AUSTIN - A number of citizens expressed alarm after viewing a video clip showing state representatives engaged in the practice of "ghost voting" during the 2007 session of the Legislature.
Ghost voting is when a member casts an electronic vote for one or more colleagues who happen to be outside of the House chamber when a vote is called by the chair.
State Rep. Tony Goolsby, R-Dallas, said April 4 that among House members, it's about 2 to 1 in favor of his suggestion to do away with the practice.
"But the public is about 99 percent in favor," he added.
A solution would be to install 10 or 12 remote voting stations that work by fingerprint identification, Goolsby said. Those stations would be in addition to a fingerprint voting machine to be installed at each member's desk.
Goolsby also suggested installing loudspeakers in the foyers and restrooms outside of the House chamber and lengthening the amount of time allotted for each vote would help, too.
There is a legislative interim charge for the matter to be studied.
A House rule amending the voting procedure could be up for consideration when the next regular session of the Legislature convenes on Jan. 13, 2009.
AG launches anti-ID theft site
Texans have a new way to prevent or minimize the damage from identity theft by using a Web site published by the Texas Attorney General's Office.
Www.texasfightsidtheft.gov features a "victim's kit" with a step-by-step checklist of what to do when you know or suspect that your personal information has been stolen or used without authorization.
Attorney General Greg Abbott spoke about the site at an April 3 news conference.
"Victims whose credit is ruined or whose bank accounts are emptied because their personal information has been compromised must take immediate steps to repair the damage," Abbott said.
"Our new Web site contains helpful tools to help identity theft victims and Texans hoping to prevent identity theft."
Prisons chief testifies at hearing
The Senate Criminal Justice committee met April 2.
Ron Livingston, director of the Texas Department of Criminal Justice, testified that prison reforms mandated by the Legislature are on schedule.

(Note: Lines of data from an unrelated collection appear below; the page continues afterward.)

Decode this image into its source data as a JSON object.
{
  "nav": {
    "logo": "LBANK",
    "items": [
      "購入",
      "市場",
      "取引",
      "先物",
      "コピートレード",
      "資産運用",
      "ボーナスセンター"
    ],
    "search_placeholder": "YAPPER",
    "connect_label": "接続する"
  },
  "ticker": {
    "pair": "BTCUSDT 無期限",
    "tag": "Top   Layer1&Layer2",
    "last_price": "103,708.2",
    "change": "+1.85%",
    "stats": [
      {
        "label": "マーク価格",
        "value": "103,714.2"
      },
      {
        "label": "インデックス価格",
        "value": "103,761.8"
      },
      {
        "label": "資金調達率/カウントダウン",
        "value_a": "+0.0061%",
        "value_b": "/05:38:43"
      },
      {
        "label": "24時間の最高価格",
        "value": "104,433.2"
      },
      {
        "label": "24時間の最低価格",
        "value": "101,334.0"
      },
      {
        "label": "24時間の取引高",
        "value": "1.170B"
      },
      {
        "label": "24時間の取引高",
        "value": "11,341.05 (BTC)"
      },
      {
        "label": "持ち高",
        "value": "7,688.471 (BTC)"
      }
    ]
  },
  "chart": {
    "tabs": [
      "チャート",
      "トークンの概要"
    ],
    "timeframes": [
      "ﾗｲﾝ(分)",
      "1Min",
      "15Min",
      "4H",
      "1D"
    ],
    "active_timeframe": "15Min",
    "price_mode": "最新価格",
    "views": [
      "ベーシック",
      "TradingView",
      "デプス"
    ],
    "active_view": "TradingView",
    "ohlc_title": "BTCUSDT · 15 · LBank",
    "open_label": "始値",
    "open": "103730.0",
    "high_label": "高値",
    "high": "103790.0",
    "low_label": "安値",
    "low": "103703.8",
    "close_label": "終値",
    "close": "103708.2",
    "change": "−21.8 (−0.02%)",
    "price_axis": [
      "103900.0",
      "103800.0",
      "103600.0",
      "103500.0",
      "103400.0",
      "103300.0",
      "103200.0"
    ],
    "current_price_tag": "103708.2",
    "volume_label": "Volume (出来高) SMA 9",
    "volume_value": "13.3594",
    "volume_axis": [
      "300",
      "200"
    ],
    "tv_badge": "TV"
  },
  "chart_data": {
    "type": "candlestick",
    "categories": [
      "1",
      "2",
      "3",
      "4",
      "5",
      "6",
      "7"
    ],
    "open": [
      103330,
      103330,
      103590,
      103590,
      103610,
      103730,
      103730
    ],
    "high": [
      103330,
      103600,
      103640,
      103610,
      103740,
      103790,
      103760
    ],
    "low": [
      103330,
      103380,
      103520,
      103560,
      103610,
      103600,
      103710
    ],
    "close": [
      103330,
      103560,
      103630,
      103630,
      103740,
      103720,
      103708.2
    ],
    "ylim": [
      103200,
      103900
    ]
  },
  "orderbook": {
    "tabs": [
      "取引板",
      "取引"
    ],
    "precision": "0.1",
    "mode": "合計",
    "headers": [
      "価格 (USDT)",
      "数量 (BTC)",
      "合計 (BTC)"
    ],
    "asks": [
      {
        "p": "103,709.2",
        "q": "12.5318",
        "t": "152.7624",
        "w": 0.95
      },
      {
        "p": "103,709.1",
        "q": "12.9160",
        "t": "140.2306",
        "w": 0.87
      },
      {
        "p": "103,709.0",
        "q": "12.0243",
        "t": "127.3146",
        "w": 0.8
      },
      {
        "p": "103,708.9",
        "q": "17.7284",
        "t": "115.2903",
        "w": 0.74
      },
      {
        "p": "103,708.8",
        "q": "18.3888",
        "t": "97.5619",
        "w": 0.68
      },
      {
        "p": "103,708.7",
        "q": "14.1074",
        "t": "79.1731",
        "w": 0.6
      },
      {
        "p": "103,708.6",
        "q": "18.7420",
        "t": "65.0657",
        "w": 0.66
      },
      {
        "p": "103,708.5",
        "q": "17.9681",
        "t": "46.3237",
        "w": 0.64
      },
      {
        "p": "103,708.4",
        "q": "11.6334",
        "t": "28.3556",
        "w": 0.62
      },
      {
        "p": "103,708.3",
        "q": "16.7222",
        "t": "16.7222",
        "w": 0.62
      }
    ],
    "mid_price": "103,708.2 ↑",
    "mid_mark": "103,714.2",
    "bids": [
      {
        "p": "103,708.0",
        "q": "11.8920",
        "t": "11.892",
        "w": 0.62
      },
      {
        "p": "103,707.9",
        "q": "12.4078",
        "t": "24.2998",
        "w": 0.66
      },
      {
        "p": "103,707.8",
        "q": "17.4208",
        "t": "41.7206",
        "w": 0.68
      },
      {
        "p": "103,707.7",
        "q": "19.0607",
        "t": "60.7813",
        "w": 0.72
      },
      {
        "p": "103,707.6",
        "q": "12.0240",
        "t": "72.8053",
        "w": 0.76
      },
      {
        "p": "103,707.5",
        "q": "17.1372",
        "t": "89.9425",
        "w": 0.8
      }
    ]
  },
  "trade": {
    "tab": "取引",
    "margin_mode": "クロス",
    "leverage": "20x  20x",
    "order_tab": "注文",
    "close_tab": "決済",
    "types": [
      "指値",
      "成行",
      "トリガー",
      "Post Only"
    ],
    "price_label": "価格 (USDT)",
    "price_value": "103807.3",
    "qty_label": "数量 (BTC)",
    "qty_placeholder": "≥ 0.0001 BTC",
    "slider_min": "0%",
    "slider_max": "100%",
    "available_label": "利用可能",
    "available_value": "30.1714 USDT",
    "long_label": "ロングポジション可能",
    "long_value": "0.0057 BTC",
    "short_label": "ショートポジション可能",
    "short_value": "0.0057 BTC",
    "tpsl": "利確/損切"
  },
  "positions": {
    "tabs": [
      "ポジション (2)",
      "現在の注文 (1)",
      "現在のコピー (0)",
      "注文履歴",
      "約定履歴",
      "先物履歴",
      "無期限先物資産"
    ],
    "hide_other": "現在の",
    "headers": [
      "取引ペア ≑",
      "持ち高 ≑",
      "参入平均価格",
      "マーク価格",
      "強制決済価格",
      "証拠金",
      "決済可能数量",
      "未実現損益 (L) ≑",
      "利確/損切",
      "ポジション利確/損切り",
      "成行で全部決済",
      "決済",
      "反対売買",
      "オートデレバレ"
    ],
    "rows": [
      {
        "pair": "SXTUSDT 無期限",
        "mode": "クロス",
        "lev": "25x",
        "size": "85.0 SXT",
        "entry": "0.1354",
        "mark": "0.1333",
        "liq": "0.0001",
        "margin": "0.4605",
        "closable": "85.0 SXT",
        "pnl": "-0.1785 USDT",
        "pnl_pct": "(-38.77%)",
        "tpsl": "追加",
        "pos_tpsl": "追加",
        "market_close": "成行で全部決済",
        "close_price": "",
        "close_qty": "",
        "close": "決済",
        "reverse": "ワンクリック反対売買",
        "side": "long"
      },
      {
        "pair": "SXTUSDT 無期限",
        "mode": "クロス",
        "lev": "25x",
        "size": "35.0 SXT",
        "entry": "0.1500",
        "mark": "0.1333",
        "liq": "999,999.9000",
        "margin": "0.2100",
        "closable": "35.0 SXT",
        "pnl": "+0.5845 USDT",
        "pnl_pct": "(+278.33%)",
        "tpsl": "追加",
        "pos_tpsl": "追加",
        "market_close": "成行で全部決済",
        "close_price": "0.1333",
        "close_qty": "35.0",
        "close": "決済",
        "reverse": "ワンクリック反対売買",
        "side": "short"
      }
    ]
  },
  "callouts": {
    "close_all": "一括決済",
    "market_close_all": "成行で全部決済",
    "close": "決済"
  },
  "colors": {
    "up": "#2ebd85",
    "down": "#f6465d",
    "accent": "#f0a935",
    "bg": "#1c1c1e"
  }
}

He said prison health care costs have been cut by using federal programs that provide money for prescriptions and by shifting to an electronic record keeping system.
Also, bedridden, comatose or terminal inmates that pose no threat to society are considered for early parole, he said.
On April 3, the committee discussed the troubled Texas Youth Commission.
Committee chair Sen. John Whitmire, D-Houston, pointed out the shortage of guards and suggested streamlining the agency.
Senator denies she is running
It looked like the 2010 race for governor started in the closing days of March, when the Corpus Christi Caller-Times published a story that a U.S. Sen. Kay Bailey Hutchison aide said the senator was running for governor.
But Hutchison, whose Senate term expires in 2012, denied that she had decided to run.
UT names interim chancellor
The University of Texas System Board of Regents appointed Kenneth Shine as interim chancellor for the UT System. He will step in May 1.
Shine, 73, has been serving as executive vice chancellor for health affairs for the UT System.
He follows Chancellor Mark Yudof, who recently was named chancellor of the University of California System.
Panel to study effects of new tax
In May, many Texas businesses will for the first time pay the revised state franchise tax. This is the tax intended to help offset the cost of residential property tax relief.
A committee of tax experts, business people and lawmakers will analyze effects of this new tax on businesses and the Texas economy. The committee will report its findings to the Texas Legislature, which convenes in January.
Comptroller Susan Combs, chair of the committee, has nominated two tax experts and 14 taxpayer members.
Lawmakers appointed to serve on the committee are state Sens. Steve Ogden, R-College Station, and Kirk Watson, D-Austin, and state Reps. Warren Chisum, R-Pampa, and Myra Crownover, R-Fort Worth.